In the meantime, most will toss in the towel, throw their dreams in the dustbin and look somewhere else for work. With those businesses tossing in the towel the loss of jobs stretch from dishwashers to waiters, from busboys to sous chefs, where do they go?
This is also not just a loss of a restaurant and its jobs, there are the farmers, the distributors, the wine merchants, the laundry services that all will suffer immensely without a flourishing restaurant scene.
Next is the real estate market. Many of the restaurants in my neighborhood are in single occupant commercial buildings. While I see the plywood cover the windows and my heart bleeds for the people that made those businesses possible, I also wonder about the buildings landlord. These are not buildings owned by large corporations, many of these are owned by individuals and they, very possibly, are completely dependent upon the rent from the restaurant to make the mortgage payment. If they falter, it will be deep pocketed big businesses swooping in to buy up the defaulted loans.
With the loss of all of that, I see the beginnings of a corporatocracy, not a realm I want to live in.
I do not mean to imply here that this is the end of restaurants, they have been with us since the beginning of time.

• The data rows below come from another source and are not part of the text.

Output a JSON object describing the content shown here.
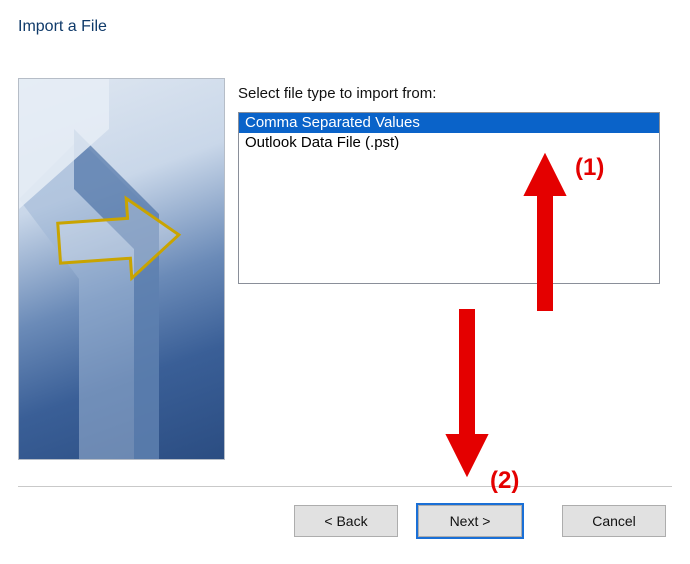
{
  "title": "Import a File",
  "list_label": "Select file type to import from:",
  "file_types": {
    "options": [
      {
        "label": "Comma Separated Values",
        "selected": true
      },
      {
        "label": "Outlook Data File (.pst)",
        "selected": false
      }
    ]
  },
  "buttons": {
    "back": "< Back",
    "next": "Next >",
    "cancel": "Cancel"
  },
  "annotations": {
    "one": "(1)",
    "two": "(2)"
  }
}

My concern is that if we have a protracted recession/depression, savings accounts that were earmarked for the dream of a restaurant at the end of the tunnel, will be depleted to the point of killing those dreams. When this is all over the big boys will easily be able to get their hands on money, that has never been the reality for a family owned startup.
One day the restaurant business will return, and hopefully as robust as it is now. I just worry the timeline is longer than most people are factoring in. If we are two years from a vaccine, we are two years from getting away from social distancing and that is a factor in watching the economics of this wreak havoc on the industry and making its comeback a long, long road.
It may be an anathema to many, but sometimes throwing money at things is the only way to preserve the way of life we have come to expect. This is an industry that is going to require more than one bailout. Especially since restaurants have been mandated to close and then mandated to maintain social distancing once they do open forcing them to operate at only 50% capacity. This is not the time to loose the things that not only give our cities character, but also employ an extremely large amount of people.
Trivial Things
My Horoscope for today: You stand to benefit from another party’s oversight, but go ahead and point it out instead. Not only is it the right thing to do, but this person will be eternally grateful.
The NYT Crossword Puzzle: Simple, but I had to go on-line to have the theme explained to me.
San Francisco weather: 56 degrees and cloudy
NYSE DOW opened at: 24095
Italian word of the day: replica (answer or retort)
Spanish word of the day: el ahorro (saving)
OED word of the day: yark (A sharp blow with a whip, hand, or other object; a stroke, a lash. Also: the sound of a sharp blow; a crack; a thud)
Days under Shelter In Place: 38
Reading: The Great Influenza by John Barry
Reading Canto XXV, XXVI, XXVII of Dante’s Inferno
My Black and White Picture of the Day
Something Silly From the Internet: · Day 5 of Homeschooling: One of these little monsters called in a bomb threat.